J’ai un penchant pour le caché, l’invisible. Une ruelle discrète ? Il faut que je l’explore. Un porche entrouvert ? Je dois m’y faufiler. Un jardin bruissant derrière une vieille muraille me poussera toujours à l’escalade, car rien n’est plus émoustillant, plus gouleyant, plus enivrant qu’un poumon de verdure emprisonné dans un carcan de pierre. D’une manière générale, je goûte ce que l’on ne voit pas (du moins pas forcément), j’aspire à ce qui est secret. J’ai même pour habitude de citer en maxime cette phrase de Dominique de Roux : « Le secret doit exister, ce n’est pas un vide que l’on cache. »

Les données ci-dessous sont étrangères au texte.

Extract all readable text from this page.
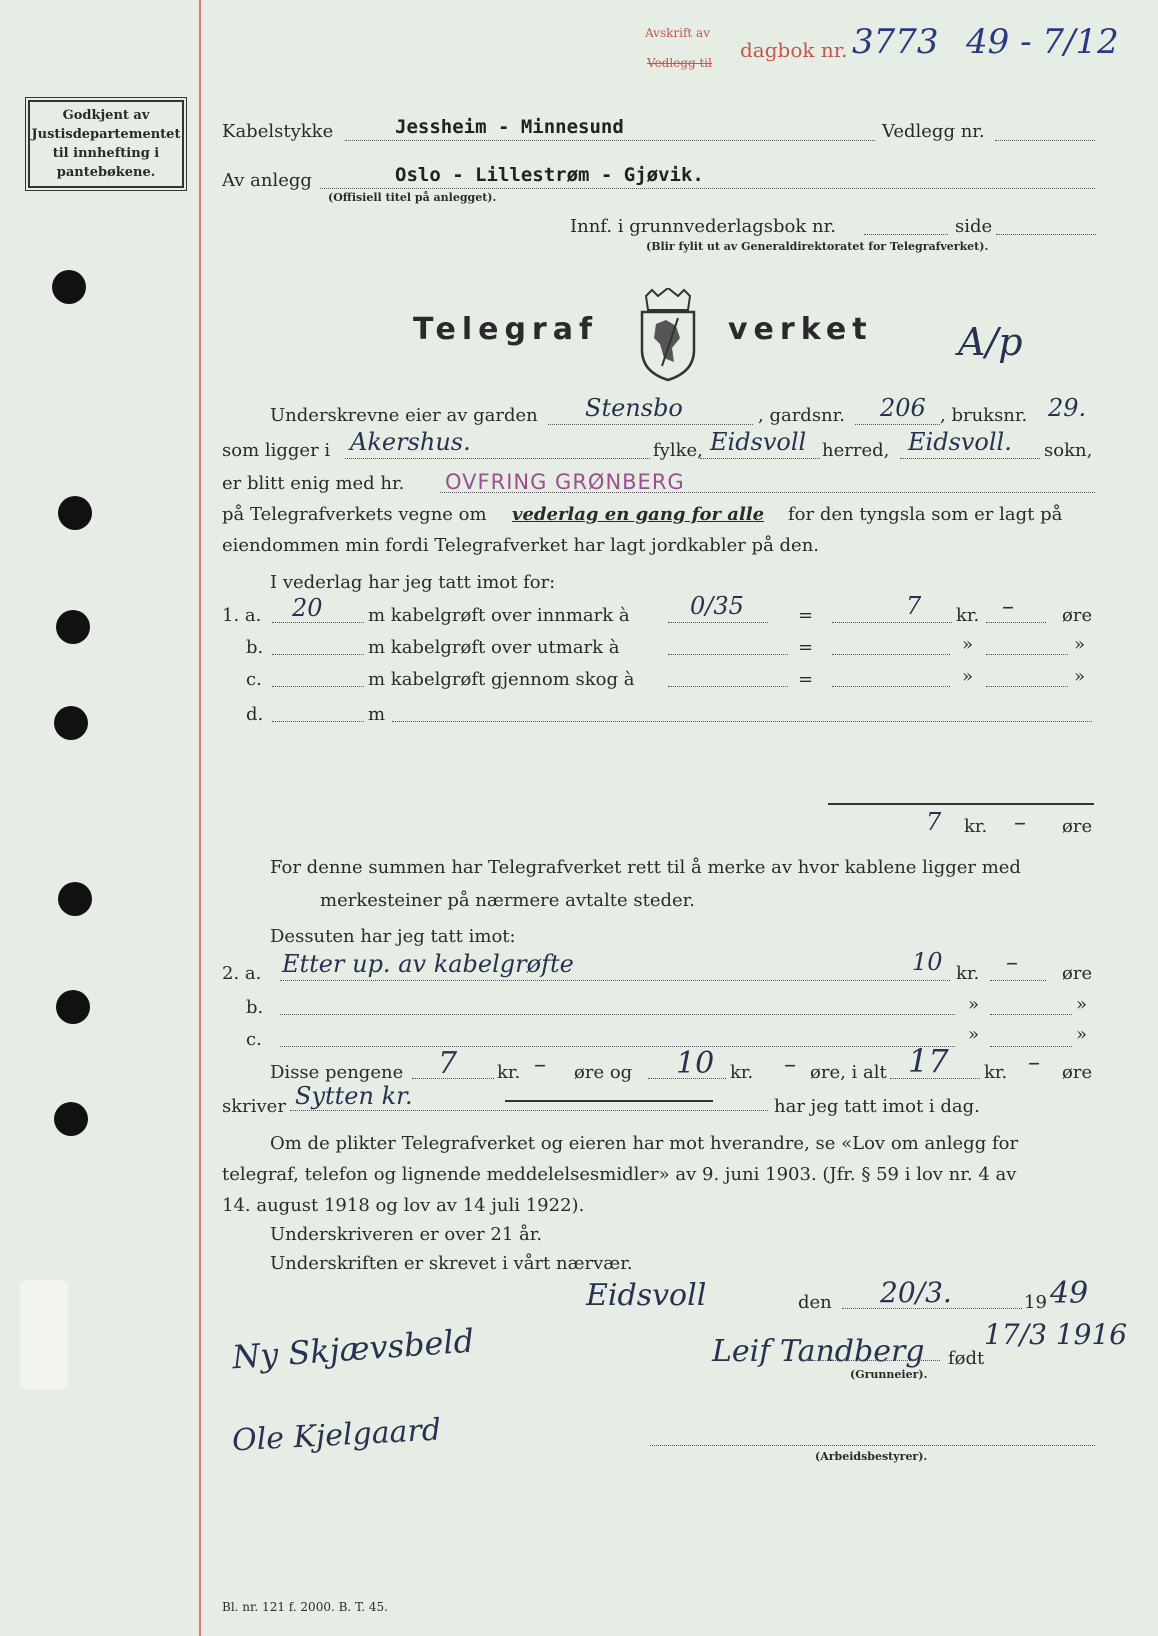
Godkjent av
Justisdepartementet
til innhefting i
pantebøkene.
Avskrift av
Vedlegg til
dagbok nr. 3773 49 - 7/12
Kabelstykke	Jessheim - Minnesund	Vedlegg nr.
Av anlegg	Oslo - Lillestrøm - Gjøvik.
(Offisiell titel på anlegget).
Innf. i grunnvederlagsbok nr.	side
(Blir fylit ut av Generaldirektoratet for Telegrafverket).
Telegraf	verket A/p
Underskrevne eier av garden Stensbo	, gardsnr. 206 , bruksnr. 29.
som ligger i Akershus.	fylke, Eidsvoll herred, Eidsvoll. sokn,
er blitt enig med hr. OVFRING GRØNBERG
på Telegrafverkets vegne om vederlag en gang for alle for den tyngsla som er lagt på
eiendommen min fordi Telegrafverket har lagt jordkabler på den.
I vederlag har jeg tatt imot for:
1. a. 20	m kabelgrøft over innmark à	0/35	=	7 kr. –	øre
b.	m kabelgrøft over utmark à	=	»	»
c.	m kabelgrøft gjennom skog à	=	»	»
d.	m
7 kr. – øre
For denne summen har Telegrafverket rett til å merke av hvor kablene ligger med
merkesteiner på nærmere avtalte steder.
Dessuten har jeg tatt imot:
2. a. Etter up. av kabelgrøfte	10 kr. – øre
b.	»	»
c.	»	»
Disse pengene 7 kr. – øre og 10 kr. – øre, i alt 17 kr. – øre
skriver Sytten kr.	har jeg tatt imot i dag.
Om de plikter Telegrafverket og eieren har mot hverandre, se «Lov om anlegg for
telegraf, telefon og lignende meddelelsesmidler» av 9. juni 1903. (Jfr. § 59 i lov nr. 4 av
14. august 1918 og lov av 14 juli 1922).
Underskriveren er over 21 år.
Underskriften er skrevet i vårt nærvær.
Eidsvoll	den 20/3.	19 49
Ny Skjævsbeld	Leif Tandberg 17/3 1916
født
(Grunneier).
Ole Kjelgaard	(Arbeidsbestyrer).
Bl. nr. 121 f. 2000. B. T. 45.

Quel rapport avec la viande, me direz-vous ? Avec la viande je ne sais pas ; avec les abats, cela me semble clair comme de l’eau lustrale. Les abats sont le coeur secret de la gastronomie carnivore, son jardin caché, sa parenthèse enchantée. Tapis aux tréfonds des carcasses, discrets comme des conspirateurs, négligés par certains, méprisés par d’autres, ils sont de ces merveilles qui se méritent. Ils illustrent parfaitement ce goût du mystère et du secret. Combien de fois ai-je vu la grimace dégoûtée d’une bouche articulant sans grâce : « Tu aimes les abats ? Beurk. » Que répondre à cela ? Rien. Rien du tout. Les abats sont comme un club, un aréopage, qui ne s’offrent pas au premier venu. Une aristocratie. Quelle plus grande noblesse que le ris de veau ? Quoi de plus élégant qu’une fraise, un chaudin ? Et que dire de l’andouillette, mon péché mignon, ma petite reine, dont la rusticité et les fragrances stercoraires ont provoqué maintes polémiques chez mes voisin(e)s de table, soi-disant incommodé(e)s par l’aspect et le fumet.
Mais avec les abats, il est bien question de vue, d’odorat. Les cinq sens sont toujours au rendez-vous, et là il n’est plus question de mystère, de secret caché. Tout est « à vue ». Au contraire, on dévore ce qui est parfaitement visible, ce qui est authentiquement extérieur, exotérique. Qu’est-ce qu’une « tentation de Saint- Antoine », sinon un groin, une oreille, un pied, et une queue ? (le tout délicieusement grillé, sans jamais perdre son esprit). Et la mamelle : charmante et suave pellicule encore laiteuse, qu’on déguste poêlée ou en pressé. Et la langue, véritable mise en abyme du goût. Goûter le goût même de la bête, n’est-ce pas là une promesse de joies inattendues ? On se fond dans l’animal, on communie avec lui par un spiritisme gustatif. On l’embrasse à pleine bouche. Ultime palot avant la digestion. Je ne vais pas dresser une liste (passionnante mais fastidieuse) des mille et une merveilles que réserve la triperie. Car il faudrait passer des abats aux abattis ; parler des issues, du cinquième quartier ; employer des termes désuets et intrigants. Je me contenterai seulement de vous inviter à l’exploration. Osez la spéléologie alimentaire. Affrontez vos peurs, domptez-les, pour vous enfoncer dans les tréfonds de la bête. Glissez-vous sous la panse, égarez-vous dans les viscères, abandonnez-vous aux folles joies de la tripaille. C’est une odyssée sans espoir de retour : l’horizon du nouveau monde.